The city's most famous son is Johann Wolfgang von Goethe, the eponym of the Goethe-Institut. His birthplace is located at the Großen Hirschgraben, a frequently visited place of literature fans. Because of the largest book fair in the world, you will find many of them in Frankfurt during the fair time. The most famous university in the city is the Johann-Wolfgang-Goethe-University, founded in 1914. In the history of philosophy in the 20th century, the "Frankfurt School" around Theodor W. Adorno and Max Horkheimer occupies a prominent position. A visit to the Frankfurt Opera, which is considered one of the best music theatres in Europe, is highly recommended for those interested in culture. The city offers a unique museum landscape with over 60 larger and smaller buildings. Along the banks of the river Main, internationally important museums for film, architecture, applied arts, the Jewish Museum and the Museum of Modern Art are grouped together.

Leisure

The Main riverbank is also Frankfurt's most prominent local recreation area, which runs through the metropolis like a green lifeline. The excursion ships have their berths here. With a view of the impressive skyline, the extensive promenade offers an attractive area for jogging, cycling, playing soccer, strolling or lazing around. Frankfurt's citizens have been meeting in the Palmengarten, Frankfurt's botanical garden, since 1871. Frankfurt shows its cozy side at the Museumsufer-Fest, the Höchster Schlossfest, at the Frankfurt Christmas Market, or quite individually with a local variation of cider in Sachsenhausen and at the numerous wine festivals in the Rheingau. For nature and hiking enthusiasts, the Taunus and Odenwald are within easy reach. Frankfurt is also known as a center of electronic dance music, here you can be tempted to dance the night away in one of the many clubs by the music of world-famous techno DJs.

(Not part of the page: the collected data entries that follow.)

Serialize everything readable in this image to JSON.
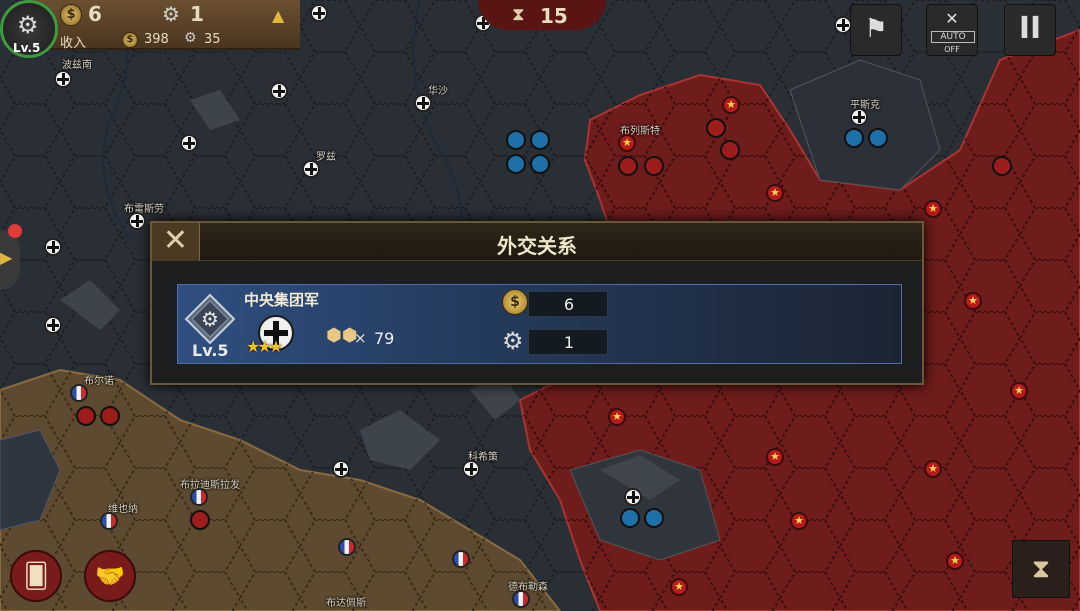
{
  "hud": {
    "level": "Lv.5",
    "gold": "6",
    "industry": "1",
    "income_label": "收入",
    "income_gold": "398",
    "income_industry": "35"
  },
  "turn": {
    "value": "15"
  },
  "top_buttons": {
    "auto_label": "AUTO",
    "auto_state": "OFF"
  },
  "map_cities": [
    {
      "label": "波兹南"
    },
    {
      "label": "华沙"
    },
    {
      "label": "罗兹"
    },
    {
      "label": "布列斯特"
    },
    {
      "label": "平斯克"
    },
    {
      "label": "布雷斯劳"
    },
    {
      "label": "布尔诺"
    },
    {
      "label": "布拉迪斯拉发"
    },
    {
      "label": "维也纳"
    },
    {
      "label": "科希策"
    },
    {
      "label": "德布勒森"
    },
    {
      "label": "布达佩斯"
    }
  ],
  "dialog": {
    "title": "外交关系",
    "row": {
      "name": "中央集团军",
      "level": "Lv.5",
      "stars": "★★★",
      "times": "×",
      "count": "79",
      "gold": "6",
      "industry": "1"
    }
  },
  "colors": {
    "axis_territory": "#2a2f36",
    "soviet_territory": "#6e1c1c",
    "allied_territory": "#5e4a30",
    "dialog_border": "#6b5636",
    "row_highlight": "#2f4f80"
  },
  "icons": {
    "close": "close-icon",
    "gear": "gear-icon",
    "coin": "coin-icon",
    "hourglass": "hourglass-icon",
    "handshake": "handshake-icon",
    "cards": "cards-icon",
    "pause": "pause-icon",
    "flags": "flags-icon"
  }
}
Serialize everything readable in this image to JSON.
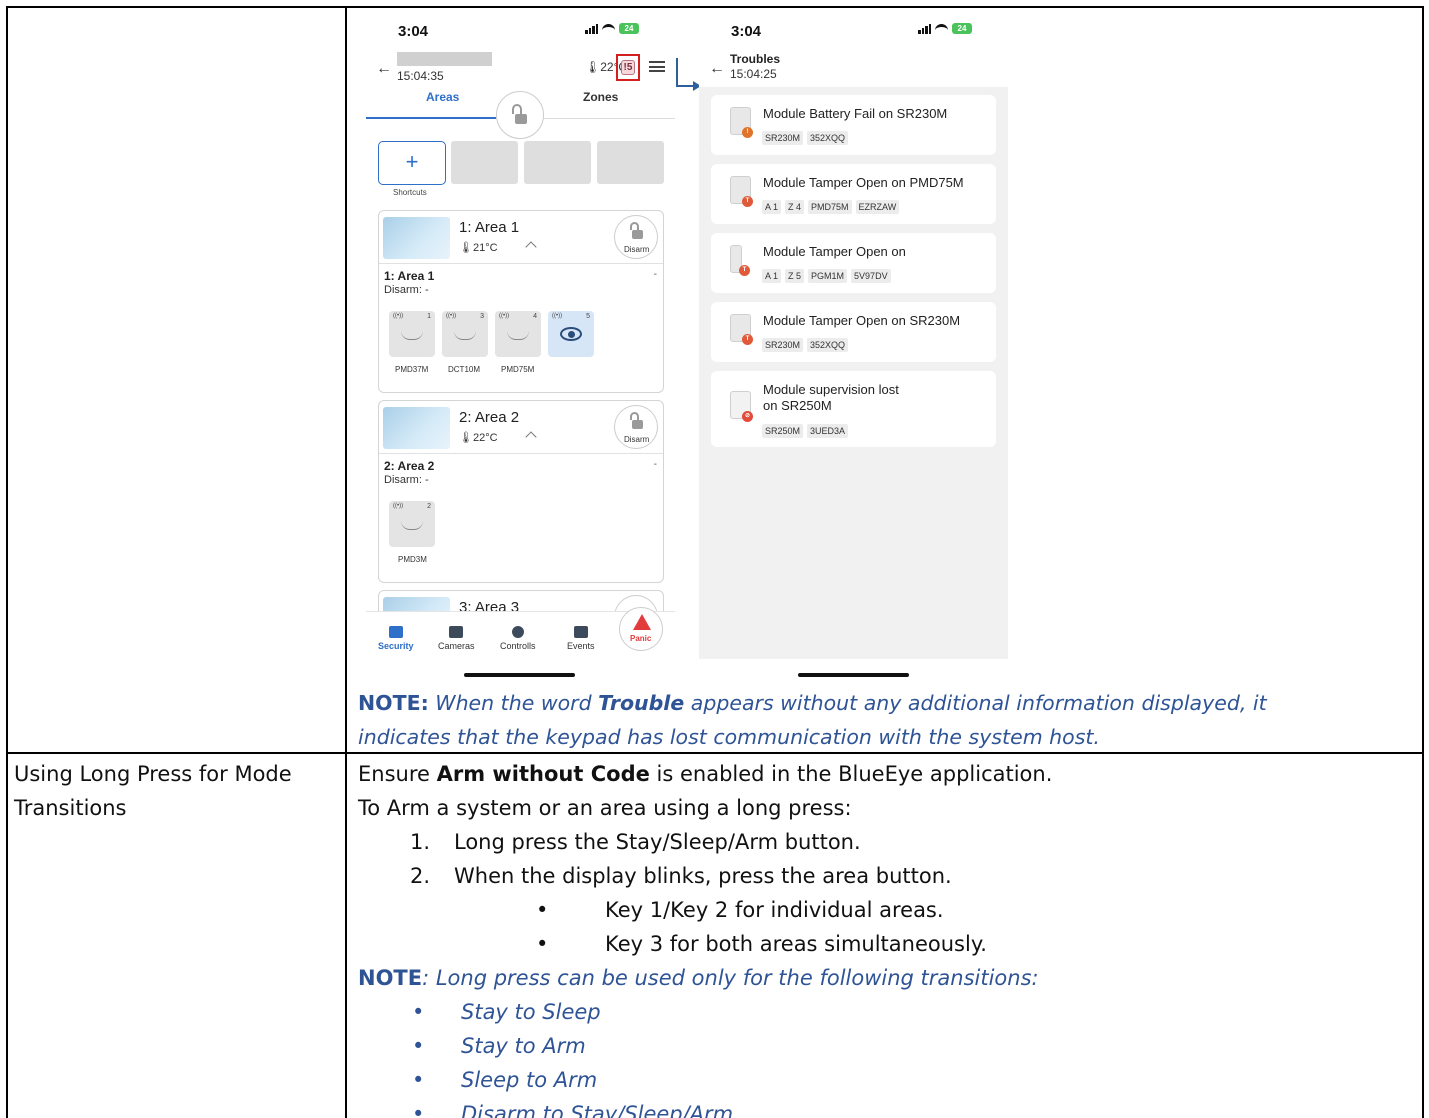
{
  "phone_left": {
    "status_time": "3:04",
    "battery": "24",
    "header_time": "15:04:35",
    "temperature": "22°C",
    "trouble_badge": "!5",
    "tabs": [
      "Areas",
      "Zones"
    ],
    "shortcuts_label": "Shortcuts",
    "shortcut_plus": "+",
    "areas": [
      {
        "title": "1: Area 1",
        "temp": "21°C",
        "disarm_button": "Disarm",
        "sub_title": "1: Area 1",
        "status": "Disarm: -",
        "dash": "-",
        "zones": [
          {
            "num": "1",
            "label": "PMD37M"
          },
          {
            "num": "3",
            "label": "DCT10M"
          },
          {
            "num": "4",
            "label": "PMD75M"
          },
          {
            "num": "5",
            "label": ""
          }
        ]
      },
      {
        "title": "2: Area 2",
        "temp": "22°C",
        "disarm_button": "Disarm",
        "sub_title": "2: Area 2",
        "status": "Disarm: -",
        "dash": "-",
        "zones": [
          {
            "num": "2",
            "label": "PMD3M"
          }
        ]
      },
      {
        "title": "3: Area 3"
      }
    ],
    "nav": [
      "Security",
      "Cameras",
      "Controlls",
      "Events"
    ],
    "panic": "Panic"
  },
  "phone_right": {
    "status_time": "3:04",
    "battery": "24",
    "title": "Troubles",
    "header_time": "15:04:25",
    "troubles": [
      {
        "text": "Module Battery Fail on SR230M",
        "tags": [
          "SR230M",
          "352XQQ"
        ]
      },
      {
        "text": "Module Tamper Open on PMD75M",
        "tags": [
          "A 1",
          "Z 4",
          "PMD75M",
          "EZRZAW"
        ]
      },
      {
        "text": "Module Tamper Open on",
        "tags": [
          "A 1",
          "Z 5",
          "PGM1M",
          "5V97DV"
        ]
      },
      {
        "text": "Module Tamper Open on SR230M",
        "tags": [
          "SR230M",
          "352XQQ"
        ]
      },
      {
        "text": "Module supervision lost on SR250M",
        "tags": [
          "SR250M",
          "3UED3A"
        ]
      }
    ]
  },
  "note1": {
    "label": "NOTE:",
    "part1": " When the word ",
    "keyword": "Trouble",
    "part2": " appears without any additional information displayed, it",
    "line2": "indicates that the keypad has lost communication with the system host."
  },
  "row2": {
    "heading_line1": "Using Long Press for Mode",
    "heading_line2": "Transitions",
    "ensure_pre": "Ensure ",
    "ensure_bold": "Arm without Code",
    "ensure_post": " is enabled in the BlueEye application.",
    "intro": "To Arm a system or an area using a long press:",
    "steps": [
      "Long press the Stay/Sleep/Arm button.",
      "When the display blinks, press the area button."
    ],
    "step_nums": [
      "1.",
      "2."
    ],
    "sub_bullets": [
      "Key 1/Key 2 for individual areas.",
      "Key 3 for both areas simultaneously."
    ],
    "note_label": "NOTE",
    "note_text": ": Long press can be used only for the following transitions:",
    "transitions": [
      "Stay to Sleep",
      "Stay to Arm",
      "Sleep to Arm",
      "Disarm to Stay/Sleep/Arm"
    ]
  }
}
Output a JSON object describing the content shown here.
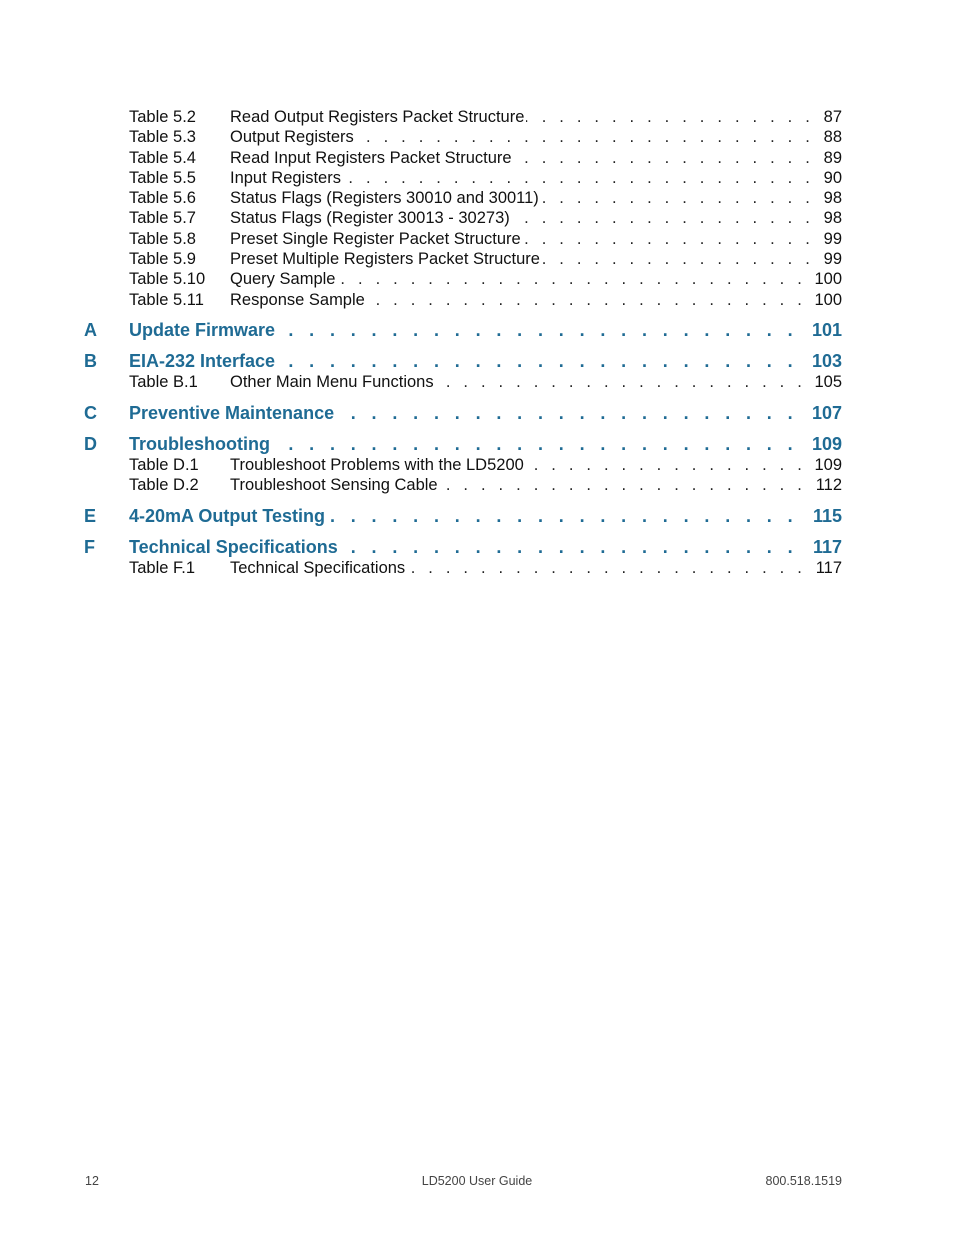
{
  "toc": {
    "entries": [
      {
        "kind": "table",
        "num": "Table 5.2",
        "title": "Read Output Registers Packet Structure",
        "page": "87"
      },
      {
        "kind": "table",
        "num": "Table 5.3",
        "title": "Output Registers",
        "page": "88"
      },
      {
        "kind": "table",
        "num": "Table 5.4",
        "title": "Read Input Registers Packet Structure",
        "page": "89"
      },
      {
        "kind": "table",
        "num": "Table 5.5",
        "title": "Input Registers",
        "page": "90"
      },
      {
        "kind": "table",
        "num": "Table 5.6",
        "title": "Status Flags (Registers 30010 and 30011)",
        "page": "98"
      },
      {
        "kind": "table",
        "num": "Table 5.7",
        "title": "Status Flags (Register 30013 - 30273)",
        "page": "98"
      },
      {
        "kind": "table",
        "num": "Table 5.8",
        "title": "Preset Single Register Packet Structure",
        "page": "99"
      },
      {
        "kind": "table",
        "num": "Table 5.9",
        "title": "Preset Multiple Registers Packet Structure",
        "page": "99"
      },
      {
        "kind": "table",
        "num": "Table 5.10",
        "title": "Query Sample",
        "page": "100"
      },
      {
        "kind": "table",
        "num": "Table 5.11",
        "title": "Response Sample",
        "page": "100"
      },
      {
        "kind": "appendix",
        "num": "A",
        "title": "Update Firmware",
        "page": "101"
      },
      {
        "kind": "appendix",
        "num": "B",
        "title": "EIA-232 Interface",
        "page": "103"
      },
      {
        "kind": "table",
        "num": "Table B.1",
        "title": "Other Main Menu Functions",
        "page": "105"
      },
      {
        "kind": "appendix",
        "num": "C",
        "title": "Preventive Maintenance",
        "page": "107"
      },
      {
        "kind": "appendix",
        "num": "D",
        "title": "Troubleshooting",
        "page": "109"
      },
      {
        "kind": "table",
        "num": "Table D.1",
        "title": "Troubleshoot Problems with the LD5200",
        "page": "109"
      },
      {
        "kind": "table",
        "num": "Table D.2",
        "title": "Troubleshoot Sensing Cable",
        "page": "112"
      },
      {
        "kind": "appendix",
        "num": "E",
        "title": "4-20mA Output Testing",
        "page": "115"
      },
      {
        "kind": "appendix",
        "num": "F",
        "title": "Technical Specifications",
        "page": "117"
      },
      {
        "kind": "table",
        "num": "Table F.1",
        "title": "Technical Specifications",
        "page": "117"
      }
    ]
  },
  "footer": {
    "page_number": "12",
    "document_title": "LD5200 User Guide",
    "phone": "800.518.1519"
  },
  "colors": {
    "appendix_heading": "#1f6b94",
    "body_text": "#111111"
  }
}
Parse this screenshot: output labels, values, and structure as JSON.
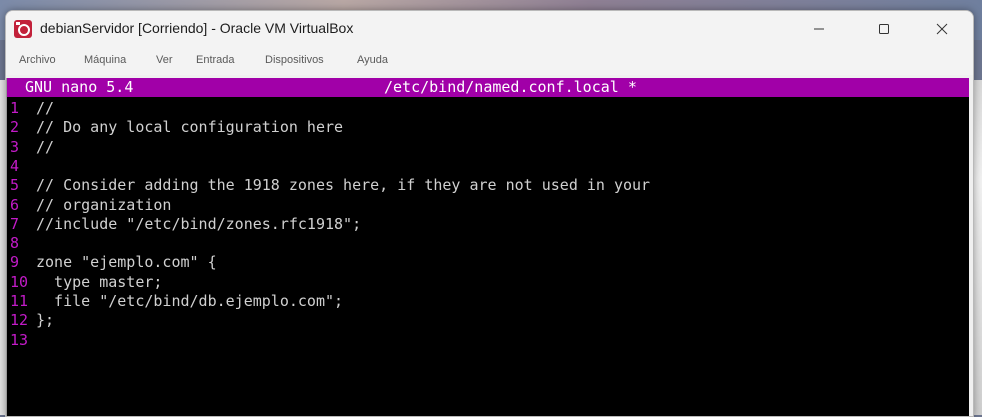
{
  "window": {
    "title": "debianServidor [Corriendo] - Oracle VM VirtualBox",
    "accent_color": "#a100a8"
  },
  "menu": {
    "items": [
      {
        "label": "Archivo"
      },
      {
        "label": "Máquina"
      },
      {
        "label": "Ver"
      },
      {
        "label": "Entrada"
      },
      {
        "label": "Dispositivos"
      },
      {
        "label": "Ayuda"
      }
    ]
  },
  "nano": {
    "app_label": "GNU nano 5.4",
    "file_label": "/etc/bind/named.conf.local *",
    "lines": [
      {
        "num": "1",
        "text": "//"
      },
      {
        "num": "2",
        "text": "// Do any local configuration here"
      },
      {
        "num": "3",
        "text": "//"
      },
      {
        "num": "4",
        "text": ""
      },
      {
        "num": "5",
        "text": "// Consider adding the 1918 zones here, if they are not used in your"
      },
      {
        "num": "6",
        "text": "// organization"
      },
      {
        "num": "7",
        "text": "//include \"/etc/bind/zones.rfc1918\";"
      },
      {
        "num": "8",
        "text": ""
      },
      {
        "num": "9",
        "text": "zone \"ejemplo.com\" {"
      },
      {
        "num": "10",
        "text": "  type master;"
      },
      {
        "num": "11",
        "text": "  file \"/etc/bind/db.ejemplo.com\";"
      },
      {
        "num": "12",
        "text": "};"
      },
      {
        "num": "13",
        "text": ""
      }
    ]
  }
}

German courses in Frankfurt

The Goethe-Institut in Frankfurt is located in the popular nightlife district of Sachsenhausen and has excellent public transport connections. You will find the right German course for all your requirements at the Goethe-Institut Frankfurt. Because the institute has many classrooms, we can keep the learning groups small and thus offer intensive German lessons. In an intensive course, which includes 80 hours of German lessons in 16 days, you can be taught and examined at all levels.

For working people, we offer job-friendly evening German courses. If you would like to study in Frankfurt, you can get to know the city on the Main River through a German course before you start your studies. You can also take advantage of the German courses offered by the Goethe-Institut Frankfurt as an online service instead of on site, either in a group with a teacher, or independently without a teacher. Participants in the German courses have to take a placement test to assess their current knowledge of German. There are six levels: levels A1 and A2 are for beginners in German, B1 and B2 are for German learners who have mastered the basics, C1 and C2 are the highest possible German courses. With the Großes Deutsches Sprachdiplom at the end of the C2 course, you will have an internationally recognized language diploma in your pocket.

You need accommodation for your German course in Frankfurt? From youth hostels to student residences to fancy city hotels, you can choose your favorite accommodation. We also offer an extensive recreational and cultural program in which our course participants can practice their language skills.
Ann, 33 course participant from the US Photo: Goethe-Institut Frankfurt

I used to find learning German really difficult and I tried lots of different things. But on the language course at the Goethe-Institut, I suddenly started making rapid progress.